Admittedly, I've been writing less directly about the intersection of reproductive justice with disability justice that I originally intended. So perhaps it might be worthwhile to return to that topic given everything I've been learning this summer.
Through my experience in this program, I've recognized just how closely the two can be bound up together. How we cannot have reproductive justice- where barriers are removed that prevent individuals from making decisions in this realm which they deem best for themselves- without disability justice. With the term "disability justice", I am referring to the legal & economic empowerment of people with disabilities together with a larger component of cultural change. In essence, remedying our current society's notion that there is a preferred way of existing & living in this world. Ableism currently defines which bodies are deemed "worthy" enough & which ones are stigmatized & considered disposable. When groups such as Autism Speaks situate me & all others on the autistic spectrum as "entrapped" within a "shell", there is a privileging of a specific way of communication where those of us who do not always communicate in the same as those who are neurotypical must be "normalized" by any means necessary. These standards of which lives are considered superior have been used to justify forced sterilization, oppressive institutionalization, denial of reproductive health care & countless acts of abuse against people with disabilities as well as a culture of eugenics which still prevails today. It's clear that we cannot have reproductive justice for all when such ableist assumptions about people with disabilities continue to be made.

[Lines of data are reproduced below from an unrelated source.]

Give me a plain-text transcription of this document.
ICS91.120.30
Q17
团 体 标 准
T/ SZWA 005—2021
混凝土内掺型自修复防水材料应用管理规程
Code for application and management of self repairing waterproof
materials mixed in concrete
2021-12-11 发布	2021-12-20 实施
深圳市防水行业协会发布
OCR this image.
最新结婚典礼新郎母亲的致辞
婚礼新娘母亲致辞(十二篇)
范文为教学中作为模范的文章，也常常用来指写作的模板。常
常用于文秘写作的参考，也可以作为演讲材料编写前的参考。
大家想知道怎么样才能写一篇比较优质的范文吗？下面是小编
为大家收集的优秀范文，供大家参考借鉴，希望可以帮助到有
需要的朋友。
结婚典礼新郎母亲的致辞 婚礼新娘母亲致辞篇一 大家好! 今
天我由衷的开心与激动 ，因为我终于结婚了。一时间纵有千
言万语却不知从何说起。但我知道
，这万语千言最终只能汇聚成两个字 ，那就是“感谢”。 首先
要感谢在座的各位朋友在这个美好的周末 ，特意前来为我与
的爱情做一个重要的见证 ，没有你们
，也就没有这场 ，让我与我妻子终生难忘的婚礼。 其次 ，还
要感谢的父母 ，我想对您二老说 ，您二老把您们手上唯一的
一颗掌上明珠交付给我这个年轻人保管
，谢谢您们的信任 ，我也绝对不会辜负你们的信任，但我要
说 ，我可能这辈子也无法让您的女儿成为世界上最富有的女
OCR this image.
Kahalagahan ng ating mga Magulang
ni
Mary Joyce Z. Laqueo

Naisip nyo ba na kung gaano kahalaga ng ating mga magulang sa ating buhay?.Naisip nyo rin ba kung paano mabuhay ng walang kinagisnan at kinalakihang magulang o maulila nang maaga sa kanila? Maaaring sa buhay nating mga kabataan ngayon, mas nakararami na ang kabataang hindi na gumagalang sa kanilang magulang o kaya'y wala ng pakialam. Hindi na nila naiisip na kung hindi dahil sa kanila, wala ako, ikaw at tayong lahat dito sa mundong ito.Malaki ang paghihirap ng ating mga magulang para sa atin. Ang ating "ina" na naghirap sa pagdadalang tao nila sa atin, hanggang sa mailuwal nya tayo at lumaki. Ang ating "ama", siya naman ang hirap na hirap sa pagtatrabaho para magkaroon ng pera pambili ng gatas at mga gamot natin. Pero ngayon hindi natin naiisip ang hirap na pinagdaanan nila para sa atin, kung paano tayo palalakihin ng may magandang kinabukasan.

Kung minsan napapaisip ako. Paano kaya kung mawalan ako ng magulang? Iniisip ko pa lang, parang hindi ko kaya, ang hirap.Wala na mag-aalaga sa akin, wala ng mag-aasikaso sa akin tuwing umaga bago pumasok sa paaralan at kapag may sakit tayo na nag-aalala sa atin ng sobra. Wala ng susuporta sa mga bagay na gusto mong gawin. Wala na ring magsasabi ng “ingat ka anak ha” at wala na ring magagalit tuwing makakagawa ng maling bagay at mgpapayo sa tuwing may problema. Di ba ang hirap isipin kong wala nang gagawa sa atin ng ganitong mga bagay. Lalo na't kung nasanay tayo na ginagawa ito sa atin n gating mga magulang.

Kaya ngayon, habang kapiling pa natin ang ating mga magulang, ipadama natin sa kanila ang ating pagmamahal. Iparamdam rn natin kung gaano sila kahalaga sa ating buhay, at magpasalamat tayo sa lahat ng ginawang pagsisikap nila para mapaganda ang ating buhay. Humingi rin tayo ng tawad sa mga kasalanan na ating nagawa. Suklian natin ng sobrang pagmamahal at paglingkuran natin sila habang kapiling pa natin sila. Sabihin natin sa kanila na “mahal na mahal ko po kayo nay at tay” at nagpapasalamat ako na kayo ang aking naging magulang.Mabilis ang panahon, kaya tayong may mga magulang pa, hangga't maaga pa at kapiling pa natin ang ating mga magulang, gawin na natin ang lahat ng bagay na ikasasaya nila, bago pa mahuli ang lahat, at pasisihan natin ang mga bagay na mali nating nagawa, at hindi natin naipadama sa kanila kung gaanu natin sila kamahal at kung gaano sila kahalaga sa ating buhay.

I have to confess that never before had I begun to think about how even though I have certainly experienced ableism throughout my life, I simultaneous benefit from assumptions society makes about our bodies. This is certainly relevant when it comes to the realm of reproductive health. For example, I do not need to rely on a reproductive health clinic having materials in Braille or large print, a sign language interpreter, an accessible entrance & equipment, or the like in order to ensure my health & well-being. It's less likely that I will be in a situation where a caregiver will withhold necessary information about my health which I have a right to know. Because I am not currently taking any medications, I will not be stigmatized as an "addict" by a provider. Thus, these are just some examples of how reproductive justice is contingent on erasing these barriers of accessibility & exclusion many people with disabilities face.
As I've said before, these entries have been a great way to record so much of what I'm learning. I hope you're enjoying my entries as much as I've enjoyed writing them!